Als Miles Davis 1948 das Capitol Orchestra gründete und mit dem Arrangeur Gil Evans das Klangideal der Cool-Jazz-Ära begründete, war Helmut Brandt 17 Jahre alt und studierte in Berlin am Klindworth-Scharwenka-Konservatorium Klarinette und Tenorsaxophon. Er spielte bald in verschiedenen Berliner Clubs und holte sich erste BigBand-Erfahrungen in den bekannten Orchestern Lubo D’Orio und Kurt Widmann, nachdem er zum Baritonsaxophon überwechselte.

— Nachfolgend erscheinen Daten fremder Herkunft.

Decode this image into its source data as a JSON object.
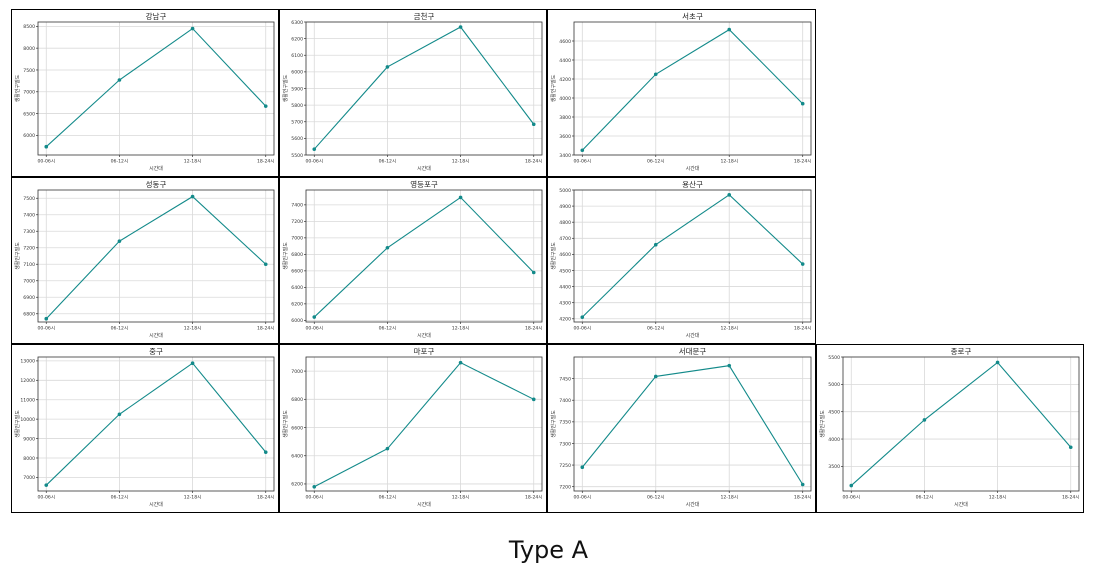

Als Arrangeur und Komponist Autodidakt, erarbeitete er sich durch das Abhören und Nachschreiben von Jazz-Schallplatten seine Orchestrierungskenntnisse hartnäckig selbst. Helmut Brandt im Originalton: „Ich habe die großen Jazzmusiker akribisch studiert. Stan Kenton kenne ich seit meiner Jugend in- und auswendig. Von Schellack-Platten habe ich etwa zehn Titel des Miles Davis Capitol Orchestras abgeschrieben und nacharrangiert. Es waren sehr komplizierte Klänge, sehr schwer zu hören.“
Nach dem fantastischen Erfolg auf dem Frankfurter Jazzfestival, seine Komposition „Sum“ war dort der meistdiskutierte Beitrag, sah er für die Realisation seiner größeren kompositorischen Visionen nur noch Möglichkeiten beim Rundfunk. Nach weiteren herausragenden Erfolgen als Solist und Komponist, zum Beispiel mit dem 1957 im „SDR-Treff Jazz“ uraufgeführten „Konzert für Jazz Combo“ und 1958 einer Auftragskomposition für die All Stars des Frankfurter Jazz-Festivals, trat Helmut Brandt 1959 dem damals über Deutschland hinaus bekannten RIAS-Tanzorchester Berlin als Baritonsaxophonist und Arrangeur bei. Im Verlaufe der Jahre schrieb er neben populären BigBand-Arrangements zahlreiche große Orchesterwerke, wie „Reise nach Prag“ in 3 Sätzen, in der außer der Big Band noch Streicher, Hörner und Holzbläser mitwirken. 1998 wurden durch das Rundfunk Sinfonieorchester Berlin und die RIAS-BigBand seine „Symphonischen Impressionen“ im Konzerthaus Berlin uraufgeführt. Diese sinfonischen Jazzkompositionen gehören auf diesem Gebiet zu dem Interessantesten, was im Deutschland des 20. Jahrhunderts entstand.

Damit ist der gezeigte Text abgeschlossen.